Token economy has been found to be very effective in managing psychiatric patients. However, the patients can become over reliant on the tokens, making it difficult for them to adjust to society once they leave prison, hospital, etc. Staff implementing a token economy programme have a lot of power. It is important that staff do not favor or ignore certain individuals if the programme is to work.
Therefore, staff need to be trained to give tokens fairly and consistently even when there are shift changes such as in prisons or in a psychiatric hospital. A further important contribution made by Skinner is the notion of behavior shaping through successive approximation. Skinner argues that the principles of operant conditioning can be used to produce extremely complex behavior if rewards and punishments are delivered in such a way as to encourage move an organism closer and closer to the desired behavior each time.
To do this, the conditions or contingencies required to receive the reward should shift each time the organism moves a step closer to the desired behavior. According to Skinner, most animal and human behavior including language can be explained as a product of this type of successive approximation. In the conventional learning situation, operant conditioning applies largely to issues of class and student management, rather than to learning content.

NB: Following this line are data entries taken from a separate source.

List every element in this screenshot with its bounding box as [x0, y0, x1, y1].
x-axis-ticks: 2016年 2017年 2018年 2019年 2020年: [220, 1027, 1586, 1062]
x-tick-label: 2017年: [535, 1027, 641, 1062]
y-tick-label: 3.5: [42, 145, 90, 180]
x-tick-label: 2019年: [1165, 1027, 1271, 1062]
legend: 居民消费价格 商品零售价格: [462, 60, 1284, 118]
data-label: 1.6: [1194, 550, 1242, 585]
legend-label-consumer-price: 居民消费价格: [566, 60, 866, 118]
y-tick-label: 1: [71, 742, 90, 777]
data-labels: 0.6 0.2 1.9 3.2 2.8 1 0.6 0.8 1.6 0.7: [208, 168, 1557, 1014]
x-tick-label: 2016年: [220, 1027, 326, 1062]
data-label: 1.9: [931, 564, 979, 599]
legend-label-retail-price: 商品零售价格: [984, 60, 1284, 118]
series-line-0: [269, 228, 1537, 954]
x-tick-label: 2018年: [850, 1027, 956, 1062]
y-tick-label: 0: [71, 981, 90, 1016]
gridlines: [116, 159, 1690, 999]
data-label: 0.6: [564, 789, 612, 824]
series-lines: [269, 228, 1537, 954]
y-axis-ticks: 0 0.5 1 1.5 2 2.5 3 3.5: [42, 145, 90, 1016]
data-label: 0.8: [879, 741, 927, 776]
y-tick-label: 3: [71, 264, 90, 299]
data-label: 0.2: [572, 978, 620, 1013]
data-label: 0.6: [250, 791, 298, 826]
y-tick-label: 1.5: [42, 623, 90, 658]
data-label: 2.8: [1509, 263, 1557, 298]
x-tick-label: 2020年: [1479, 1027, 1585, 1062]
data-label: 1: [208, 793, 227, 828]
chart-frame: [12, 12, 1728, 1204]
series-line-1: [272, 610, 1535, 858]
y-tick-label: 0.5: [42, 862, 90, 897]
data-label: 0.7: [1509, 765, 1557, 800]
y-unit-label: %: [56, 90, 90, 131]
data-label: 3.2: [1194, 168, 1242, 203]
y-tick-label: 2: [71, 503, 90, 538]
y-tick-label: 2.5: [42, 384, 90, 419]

It is very relevant to shaping skill performance. A simple way to shape behavior is to provide feedback on learner performance, e. A variable-ratio produces the highest response rate for students learning a new task, whereby initially reinforcement e. The misbehavior of organisms. THERE seems to be a continuing realization by psychologists that perhaps the white rat cannot reveal everything there is to know about behavior. Among the voices raised on this topic, Beach … Expand.
On the Nature of the Theory of Evolution. This paper supplements an earlier one Wassermann b. Its views aim to reinforce those of Lewontin and other prominent evolutionists, but differ significantly from the opinions of some … Expand. Are theories of learning necessary? Categories, life, and thinking. Classifying is a fundamental operation in the acquisition of knowledge. Taxonomic theory can help students of cognition, evolutionary psychology, ethology, anatomy, and sociobiology to avoid serious … Expand.
Animal intelligence: An experimental study of the associative processes in animals. II T his monograph is an attempt at an explanation of the nature of the process of association in the animal mind. Inasmuch as there have been no extended researches of a character similar to the … Expand.